Sur la légalité de la décision portant refus d'octroi d'un délai de départ volontaire :
7. Aux termes de l'article L. 612-2 du code de l'entrée et du séjour des étrangers et du droit d'asile : " Par dérogation à l'article L. 612-1, l'autorité administrative peut refuser d'accorder un délai de départ volontaire dans les cas suivants : 1°Le comportement de l'étranger constitue une menace pour l'ordre public ; /(...)/ 3° Il existe un risque que l'étranger se soustraie à la décision portant obligation de quitter le territoire français dont il fait l'objet. ". Aux termes de l'article L. 612-3 du même code : " Le risque mentionné au 3° de l'article L. 612-2 peut être regardé comme établi, sauf circonstance particulière, dans les cas suivants : / 1° L'étranger, qui ne peut justifier être entré régulièrement sur le territoire français, n'a pas sollicité la délivrance d'un titre de séjour ; (...)/ 8° L'étranger ne présente pas de garanties de représentation suffisantes, notamment parce qu'il ne peut présenter des documents d'identité ou de voyage en cours de validité, qu'il a refusé de communiquer les renseignements permettant d'établir son identité ou sa situation au regard du droit de circulation et de séjour ou a communiqué des renseignements inexacts, qu'il a refusé de se soumettre aux opérations de relevé d'empreintes digitales ou de prise de photographie prévues au 3° de l'article L. 142-1, qu'il ne justifie pas d'une résidence effective et permanente dans un local affecté à son habitation principale ou qu'il s'est précédemment soustrait aux obligations prévues aux articles L. 721-6 à L. 721-8, L. 731-1, L. 731-3, L. 733-1 à L. 733-4, L. 733-6, L. 743-13 à L. 743-15 et L. 751-5. ".

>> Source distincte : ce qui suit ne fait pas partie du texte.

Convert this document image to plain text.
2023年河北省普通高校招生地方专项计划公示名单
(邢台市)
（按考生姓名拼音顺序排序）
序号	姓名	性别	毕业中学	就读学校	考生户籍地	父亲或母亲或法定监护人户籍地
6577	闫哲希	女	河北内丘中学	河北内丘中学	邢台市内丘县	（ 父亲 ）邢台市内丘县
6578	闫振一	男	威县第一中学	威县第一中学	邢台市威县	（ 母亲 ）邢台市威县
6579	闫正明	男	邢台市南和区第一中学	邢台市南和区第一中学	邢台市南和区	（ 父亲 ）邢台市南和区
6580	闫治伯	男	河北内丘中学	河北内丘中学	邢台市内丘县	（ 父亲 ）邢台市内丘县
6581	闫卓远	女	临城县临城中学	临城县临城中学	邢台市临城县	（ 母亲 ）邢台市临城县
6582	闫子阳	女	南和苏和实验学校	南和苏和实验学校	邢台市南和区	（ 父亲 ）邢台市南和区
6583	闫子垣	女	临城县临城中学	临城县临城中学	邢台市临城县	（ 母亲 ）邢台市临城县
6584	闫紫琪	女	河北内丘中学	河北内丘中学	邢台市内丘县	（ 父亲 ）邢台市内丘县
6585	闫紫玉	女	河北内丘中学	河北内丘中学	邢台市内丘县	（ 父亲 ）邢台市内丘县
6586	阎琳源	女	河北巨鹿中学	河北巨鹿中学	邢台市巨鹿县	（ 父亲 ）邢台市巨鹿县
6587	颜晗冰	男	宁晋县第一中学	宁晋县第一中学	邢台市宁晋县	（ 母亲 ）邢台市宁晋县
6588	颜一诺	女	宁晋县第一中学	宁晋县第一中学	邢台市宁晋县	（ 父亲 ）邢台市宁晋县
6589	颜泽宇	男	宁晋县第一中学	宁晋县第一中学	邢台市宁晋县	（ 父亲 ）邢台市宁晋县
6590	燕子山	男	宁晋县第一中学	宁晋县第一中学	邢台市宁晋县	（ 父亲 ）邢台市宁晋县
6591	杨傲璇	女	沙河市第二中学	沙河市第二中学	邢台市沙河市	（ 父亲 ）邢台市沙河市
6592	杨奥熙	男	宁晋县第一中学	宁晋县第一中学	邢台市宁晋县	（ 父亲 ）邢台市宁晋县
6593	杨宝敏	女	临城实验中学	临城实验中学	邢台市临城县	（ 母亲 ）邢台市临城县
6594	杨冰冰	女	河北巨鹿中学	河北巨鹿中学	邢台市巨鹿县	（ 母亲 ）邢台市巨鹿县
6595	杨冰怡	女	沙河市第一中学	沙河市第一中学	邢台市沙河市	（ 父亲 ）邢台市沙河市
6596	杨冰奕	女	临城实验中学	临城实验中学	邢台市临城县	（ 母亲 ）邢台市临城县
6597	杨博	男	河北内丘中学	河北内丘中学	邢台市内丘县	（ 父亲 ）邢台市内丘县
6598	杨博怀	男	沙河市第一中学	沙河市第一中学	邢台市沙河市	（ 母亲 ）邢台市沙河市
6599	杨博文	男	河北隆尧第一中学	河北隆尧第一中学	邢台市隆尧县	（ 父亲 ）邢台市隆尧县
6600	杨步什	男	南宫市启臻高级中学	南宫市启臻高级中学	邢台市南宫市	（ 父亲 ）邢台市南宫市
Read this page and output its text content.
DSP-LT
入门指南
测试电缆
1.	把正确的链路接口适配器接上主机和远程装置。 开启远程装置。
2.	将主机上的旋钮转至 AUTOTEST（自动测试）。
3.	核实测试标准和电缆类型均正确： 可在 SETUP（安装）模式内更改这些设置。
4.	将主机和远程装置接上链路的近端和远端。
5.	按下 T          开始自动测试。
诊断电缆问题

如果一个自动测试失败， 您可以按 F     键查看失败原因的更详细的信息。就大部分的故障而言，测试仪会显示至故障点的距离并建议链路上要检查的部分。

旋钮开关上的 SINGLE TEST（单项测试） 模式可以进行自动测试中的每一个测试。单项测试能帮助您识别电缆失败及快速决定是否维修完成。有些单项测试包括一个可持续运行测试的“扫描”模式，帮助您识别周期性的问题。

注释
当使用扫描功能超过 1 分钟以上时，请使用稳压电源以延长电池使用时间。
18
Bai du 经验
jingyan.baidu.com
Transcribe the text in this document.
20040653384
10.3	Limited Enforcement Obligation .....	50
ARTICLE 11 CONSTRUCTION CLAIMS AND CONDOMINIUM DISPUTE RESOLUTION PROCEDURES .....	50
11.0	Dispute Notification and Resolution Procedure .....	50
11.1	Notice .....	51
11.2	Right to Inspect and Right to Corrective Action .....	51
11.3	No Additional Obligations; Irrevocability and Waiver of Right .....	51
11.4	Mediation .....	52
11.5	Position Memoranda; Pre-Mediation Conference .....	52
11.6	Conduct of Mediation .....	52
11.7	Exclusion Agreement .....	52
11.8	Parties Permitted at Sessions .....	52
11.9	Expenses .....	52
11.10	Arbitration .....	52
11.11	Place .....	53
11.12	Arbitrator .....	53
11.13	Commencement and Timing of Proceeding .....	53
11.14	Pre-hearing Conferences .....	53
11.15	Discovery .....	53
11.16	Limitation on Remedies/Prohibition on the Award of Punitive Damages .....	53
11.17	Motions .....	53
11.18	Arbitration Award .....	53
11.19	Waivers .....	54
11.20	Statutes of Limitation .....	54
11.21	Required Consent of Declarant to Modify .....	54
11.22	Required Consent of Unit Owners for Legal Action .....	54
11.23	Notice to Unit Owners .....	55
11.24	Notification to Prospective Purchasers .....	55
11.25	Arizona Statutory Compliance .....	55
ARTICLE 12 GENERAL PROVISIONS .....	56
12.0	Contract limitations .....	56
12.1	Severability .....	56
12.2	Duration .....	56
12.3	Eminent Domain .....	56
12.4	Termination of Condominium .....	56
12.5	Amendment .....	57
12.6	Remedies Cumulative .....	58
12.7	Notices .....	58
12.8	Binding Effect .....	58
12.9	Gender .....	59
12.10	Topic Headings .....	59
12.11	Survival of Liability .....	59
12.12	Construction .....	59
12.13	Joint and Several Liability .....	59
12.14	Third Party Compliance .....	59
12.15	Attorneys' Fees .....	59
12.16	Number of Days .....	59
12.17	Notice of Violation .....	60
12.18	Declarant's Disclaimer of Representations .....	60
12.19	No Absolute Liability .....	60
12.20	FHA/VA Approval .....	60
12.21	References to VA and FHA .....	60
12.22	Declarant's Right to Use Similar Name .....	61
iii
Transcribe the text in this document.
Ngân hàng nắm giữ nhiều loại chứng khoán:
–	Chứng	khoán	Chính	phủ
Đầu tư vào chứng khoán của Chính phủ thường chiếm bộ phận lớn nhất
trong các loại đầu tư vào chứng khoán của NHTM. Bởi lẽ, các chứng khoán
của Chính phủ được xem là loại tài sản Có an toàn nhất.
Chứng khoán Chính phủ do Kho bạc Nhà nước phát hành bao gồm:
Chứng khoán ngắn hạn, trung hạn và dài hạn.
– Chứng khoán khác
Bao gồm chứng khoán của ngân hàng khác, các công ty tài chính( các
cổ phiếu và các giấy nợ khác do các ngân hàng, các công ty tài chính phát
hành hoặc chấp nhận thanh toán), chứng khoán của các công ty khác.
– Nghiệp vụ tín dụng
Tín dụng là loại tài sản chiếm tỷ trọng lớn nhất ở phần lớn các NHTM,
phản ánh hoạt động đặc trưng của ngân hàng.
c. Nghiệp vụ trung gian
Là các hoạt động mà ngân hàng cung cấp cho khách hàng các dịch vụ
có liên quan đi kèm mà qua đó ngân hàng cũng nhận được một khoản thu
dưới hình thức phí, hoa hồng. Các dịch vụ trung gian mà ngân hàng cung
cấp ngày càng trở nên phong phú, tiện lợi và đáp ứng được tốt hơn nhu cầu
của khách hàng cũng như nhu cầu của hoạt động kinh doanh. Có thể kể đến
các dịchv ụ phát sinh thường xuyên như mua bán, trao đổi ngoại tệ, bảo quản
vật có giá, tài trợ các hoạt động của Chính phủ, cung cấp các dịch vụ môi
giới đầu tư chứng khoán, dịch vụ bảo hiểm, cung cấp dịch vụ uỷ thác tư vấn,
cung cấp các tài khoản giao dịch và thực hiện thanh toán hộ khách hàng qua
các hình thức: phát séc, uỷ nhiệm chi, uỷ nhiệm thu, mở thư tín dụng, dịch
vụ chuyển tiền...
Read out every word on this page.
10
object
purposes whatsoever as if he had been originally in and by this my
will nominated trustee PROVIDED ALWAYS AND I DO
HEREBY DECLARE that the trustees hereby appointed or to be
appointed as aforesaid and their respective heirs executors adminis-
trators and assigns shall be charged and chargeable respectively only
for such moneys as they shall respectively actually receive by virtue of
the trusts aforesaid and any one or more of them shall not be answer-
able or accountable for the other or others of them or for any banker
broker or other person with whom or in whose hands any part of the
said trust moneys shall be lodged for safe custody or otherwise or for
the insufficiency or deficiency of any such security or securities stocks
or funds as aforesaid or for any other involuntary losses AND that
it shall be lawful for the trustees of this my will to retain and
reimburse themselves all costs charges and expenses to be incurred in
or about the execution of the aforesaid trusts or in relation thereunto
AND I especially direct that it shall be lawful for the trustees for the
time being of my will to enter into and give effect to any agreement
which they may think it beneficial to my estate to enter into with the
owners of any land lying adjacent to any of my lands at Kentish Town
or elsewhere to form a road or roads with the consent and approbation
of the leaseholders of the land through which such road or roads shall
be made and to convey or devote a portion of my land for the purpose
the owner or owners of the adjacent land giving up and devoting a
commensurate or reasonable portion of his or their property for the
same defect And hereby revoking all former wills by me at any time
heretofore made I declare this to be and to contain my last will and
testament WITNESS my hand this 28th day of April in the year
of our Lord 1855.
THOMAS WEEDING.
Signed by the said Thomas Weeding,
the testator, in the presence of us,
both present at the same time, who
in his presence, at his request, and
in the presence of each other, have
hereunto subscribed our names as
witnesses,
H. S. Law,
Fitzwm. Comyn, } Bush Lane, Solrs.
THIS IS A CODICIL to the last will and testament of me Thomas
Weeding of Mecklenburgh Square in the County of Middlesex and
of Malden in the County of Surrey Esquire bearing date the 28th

8. Il ressort des termes de la décision du 12 septembre 2022 que le préfet du Rhône a relevé, pour refuser un délai de départ volontaire à M. D..., que ce dernier ne présentait pas de garanties de représentations suffisantes et que son comportement constituait un risque pour l'ordre public.
9. L'administration peut, en première instance comme en appel, faire valoir devant le juge de l'excès de pouvoir que la décision dont l'annulation est demandée est légalement justifiée par un motif, de droit ou de fait, autre que celui initialement indiqué, mais également fondé sur la situation existant à la date de cette décision. Il appartient alors au juge, après avoir mis à même l'auteur du recours de présenter ses observations sur la substitution ainsi sollicitée, de rechercher si un tel motif est de nature à fonder légalement la décision, puis d'apprécier s'il résulte de l'instruction que l'administration aurait pris la même décision si elle s'était fondée initialement sur ce motif. Dans l'affirmative il peut procéder à la substitution demandée, sous réserve toutefois qu'elle ne prive pas l'intéressé d'une garantie procédurale liée au motif substitué.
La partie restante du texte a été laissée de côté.